Boom immobilier : mystère autour du financement privé

Si le gouvernement s’efforce de publier le coût de la construction des infrastructures publiques, ce n’est pas le cas pour des particuliers.

Les sources de financement de la plupart des chantiers à Kinshasa ne sont pas connues. (BEF)
Les sources de financement de la plupart des chantiers à Kinshasa ne sont pas connues. (BEF)

Force est de constater que ce foisonnement immobilier est plutôt régenté par des expatriés. Peu de nationaux figurent parmi ceux qui révolutionnent ce secteur, encore moins le gouvernement. Certains espaces, déclarés « verts » par les autorités urbaines, sont assiégés. Le financement de la plupart de ces chantiers a du mal à être connu. Si, au niveau du gouvernement, des chiffres sont avancés pour la construction ou la réhabilitation des infrastructures publiques, il n’en est, cependant, pas le cas pour des privés. Par exemple, tout le monde sait que le financement de la construction d’un immeuble de 11 niveaux devant abriter l’Hôtel du gouvernement, s’élève à 24 milliards de francs.

Les magnats immobiliers

Par ailleurs, l’Etat, lui, semble être dépossédé de ses moyens de contrôle et assiste passivement à l’éclosion d’une classe de magnats immobiliers, dont l’origine des capitaux n’est pas souvent clarifiée. Déjà, en 2010, Albert Yuma, président de la Fédération des entreprises du Congo (FEC), avait tiré la sonnette d’alarme. Il estimait que près de 16 milliards de dollars américains circulaient hors circuit bancaire. D’après le numéro un du patronat congolais, cette situation était « inadmissible », étant donné que ce montant représente quasiment le triple du budget de l’Etat, sur des ressources propres, précisait-il.

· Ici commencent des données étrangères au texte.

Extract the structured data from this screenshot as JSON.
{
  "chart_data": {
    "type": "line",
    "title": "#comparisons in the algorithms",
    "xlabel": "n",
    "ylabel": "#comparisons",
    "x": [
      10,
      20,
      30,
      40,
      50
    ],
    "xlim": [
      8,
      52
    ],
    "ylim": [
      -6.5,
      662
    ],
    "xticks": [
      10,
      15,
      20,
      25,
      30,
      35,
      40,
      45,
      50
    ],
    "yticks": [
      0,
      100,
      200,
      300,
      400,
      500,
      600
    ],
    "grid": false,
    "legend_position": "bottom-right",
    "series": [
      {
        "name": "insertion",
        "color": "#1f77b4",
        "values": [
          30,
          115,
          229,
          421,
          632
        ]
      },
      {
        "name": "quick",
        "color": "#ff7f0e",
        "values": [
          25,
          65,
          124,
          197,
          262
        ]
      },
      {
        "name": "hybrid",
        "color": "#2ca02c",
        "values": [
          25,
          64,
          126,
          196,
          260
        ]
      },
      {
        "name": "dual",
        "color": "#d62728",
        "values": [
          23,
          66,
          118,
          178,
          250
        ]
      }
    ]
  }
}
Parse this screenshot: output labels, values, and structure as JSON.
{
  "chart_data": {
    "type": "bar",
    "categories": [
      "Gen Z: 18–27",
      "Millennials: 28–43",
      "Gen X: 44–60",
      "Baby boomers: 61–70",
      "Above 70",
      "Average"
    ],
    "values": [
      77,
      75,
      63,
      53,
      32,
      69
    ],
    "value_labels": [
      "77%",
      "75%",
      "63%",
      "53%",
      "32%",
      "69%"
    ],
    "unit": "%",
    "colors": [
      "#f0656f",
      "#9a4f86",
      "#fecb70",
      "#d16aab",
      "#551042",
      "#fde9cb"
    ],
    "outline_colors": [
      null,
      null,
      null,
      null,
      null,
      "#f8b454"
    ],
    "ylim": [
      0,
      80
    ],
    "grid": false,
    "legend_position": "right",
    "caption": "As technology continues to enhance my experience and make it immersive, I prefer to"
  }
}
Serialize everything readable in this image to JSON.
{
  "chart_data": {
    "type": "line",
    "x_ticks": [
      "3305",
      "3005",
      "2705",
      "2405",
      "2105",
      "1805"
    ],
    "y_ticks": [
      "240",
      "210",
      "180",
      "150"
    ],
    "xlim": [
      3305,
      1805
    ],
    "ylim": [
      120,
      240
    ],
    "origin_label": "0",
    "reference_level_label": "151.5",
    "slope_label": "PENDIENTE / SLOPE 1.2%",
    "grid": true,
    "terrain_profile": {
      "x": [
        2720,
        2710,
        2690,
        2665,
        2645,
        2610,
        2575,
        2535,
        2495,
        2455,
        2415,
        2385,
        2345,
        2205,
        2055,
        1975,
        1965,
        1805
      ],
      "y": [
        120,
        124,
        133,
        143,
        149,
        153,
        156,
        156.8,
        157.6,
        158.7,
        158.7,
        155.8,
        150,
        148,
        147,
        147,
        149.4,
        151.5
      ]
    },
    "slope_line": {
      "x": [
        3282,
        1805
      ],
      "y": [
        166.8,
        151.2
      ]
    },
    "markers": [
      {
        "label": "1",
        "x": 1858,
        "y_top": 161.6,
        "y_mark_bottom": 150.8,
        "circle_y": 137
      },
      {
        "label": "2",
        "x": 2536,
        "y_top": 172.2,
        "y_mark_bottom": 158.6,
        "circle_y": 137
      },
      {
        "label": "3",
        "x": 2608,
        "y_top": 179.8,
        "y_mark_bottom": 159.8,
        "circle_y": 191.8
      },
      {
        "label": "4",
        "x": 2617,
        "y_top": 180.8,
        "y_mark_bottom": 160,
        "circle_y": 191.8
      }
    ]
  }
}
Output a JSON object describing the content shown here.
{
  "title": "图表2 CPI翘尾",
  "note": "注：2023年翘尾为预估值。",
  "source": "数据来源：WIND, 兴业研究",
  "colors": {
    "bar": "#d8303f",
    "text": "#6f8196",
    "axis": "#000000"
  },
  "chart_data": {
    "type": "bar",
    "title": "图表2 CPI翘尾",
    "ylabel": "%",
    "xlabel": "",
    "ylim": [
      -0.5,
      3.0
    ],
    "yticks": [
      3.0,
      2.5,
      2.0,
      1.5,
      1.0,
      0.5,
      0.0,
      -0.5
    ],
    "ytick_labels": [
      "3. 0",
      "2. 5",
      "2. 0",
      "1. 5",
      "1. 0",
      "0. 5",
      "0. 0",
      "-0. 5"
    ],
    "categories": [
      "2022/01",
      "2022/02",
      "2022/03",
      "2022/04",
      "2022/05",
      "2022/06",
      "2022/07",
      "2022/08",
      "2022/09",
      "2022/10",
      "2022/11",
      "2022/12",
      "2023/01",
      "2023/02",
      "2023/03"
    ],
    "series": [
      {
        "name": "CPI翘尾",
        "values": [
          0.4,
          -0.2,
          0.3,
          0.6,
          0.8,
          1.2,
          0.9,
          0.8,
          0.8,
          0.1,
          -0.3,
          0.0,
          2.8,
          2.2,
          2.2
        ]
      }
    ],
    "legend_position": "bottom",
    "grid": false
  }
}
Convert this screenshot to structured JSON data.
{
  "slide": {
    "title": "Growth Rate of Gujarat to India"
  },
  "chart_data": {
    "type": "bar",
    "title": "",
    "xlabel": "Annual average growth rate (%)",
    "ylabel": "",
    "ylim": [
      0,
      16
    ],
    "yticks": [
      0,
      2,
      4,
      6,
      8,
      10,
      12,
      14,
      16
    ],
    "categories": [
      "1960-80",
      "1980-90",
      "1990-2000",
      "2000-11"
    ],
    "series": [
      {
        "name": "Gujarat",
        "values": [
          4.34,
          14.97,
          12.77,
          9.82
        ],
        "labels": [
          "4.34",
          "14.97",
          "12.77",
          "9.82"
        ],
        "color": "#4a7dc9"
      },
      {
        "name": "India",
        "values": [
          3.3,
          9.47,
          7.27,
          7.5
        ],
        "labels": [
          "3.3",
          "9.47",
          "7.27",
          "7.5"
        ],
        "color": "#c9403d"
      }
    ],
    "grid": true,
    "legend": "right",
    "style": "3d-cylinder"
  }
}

En d’autres termes, l’on supposerait que près de 16 milliards de dollars, non recouvrés par l’Etat, échappent aux circuits officiels. Devant un tel flux financier incontrôlé, d’aucuns pensent que cet argent servirait au financement des investissements réalisés, notamment dans le domaine immobilier. Aucune institution officielle n’arrive à identifier la traçabilité de ces fonds. Pourtant, les premières assisses nationales sur le coulage des recettes, organisées en 2013, avaient tenté de pénétrer le mystère de détournements, sans en déverrouiller le système. La Cellule nationale des renseignements financiers (CENAREF), structure étatique mise sur pieds pour enquêter sur tous les criminels économiques, n’a pas encore dit un mot sur ce dossier. Alors que sa création entre dans le cadre de l’Action internationale de lutte contre le blanchiment de capitaux et le financement du terrorisme.

Le petit peuple exclu…

Ce boom immobilier, qui fait jaser l’opinion, ne pourrait satisfaire le congolais que des yeux. Certains parmi eux ne croient même pas qu’ils pourront posséder des logements sociaux. « Cette éclosion du secteur immobilier me parait comme un lèche-vitrine. Le petit peuple ne fera qu’admirer la beauté, sans en posséder. Ce sont les mêmes politiciens et hommes d’affaires qui vont occuper ces bâtiments », estime un membre de la société civile. Après avoir relancé les travaux au site de construction  d’une cité moderne à Bandalungwa, arrêtés depuis un temps, l’actuel ministre de l’Urbanisme et Habitat, Fridolin Kasweshi, a indiqué que ce projet de construction visait à «offrir à l’ensemble de la population congolaise, un logement décent.»  Les congolais lambda ne font qu’attendre l’aboutissement des sites en construction pour évaluer la promesse du gouvernement. De son côté, la Ligue congolaise de lutte contre la corruption (Licoco) avait invité, il y a deux ans, le gouvernement à s’expliquer sur l’évolution des projets de construction de ces logements sociaux. Elle tablait particulièrement sur un projet de construction de plus de quatre mille logements sociaux dans plusieurs villes du pays. Selon cette Ong, le gouvernement avait initié un autre projet de construction de mille maisons à Kinshasa, alors que le premier projet, datant de 2005, n’a jamais abouti, et « qu’aucune explication ne soit donnée à ce sujet ».

Selon son président, Ernest Mpararo, le nouveau projet consisterait à construire au moins mille maisons dans l’ancienne pépinière de Bandalungwa. Pour lui, il s’agit, « une fois de plus », d’un projet « budgétivore qui n’arrive toujours pas à terme ». La Licoco invite le gouvernement à rendre compte d’abord du premier projet dont un premier financement a été accordé pour la construction d’environ 504 maisons. Il s’agissait notamment de cinquante maisons à Lubumbashi, dans le Katanga, de douze à Mbuji-Mayi, au Kasaï Oriental, soixante-quinze à Kananga, dans le Kasaï Occidental et vingt-cinq à Kindu.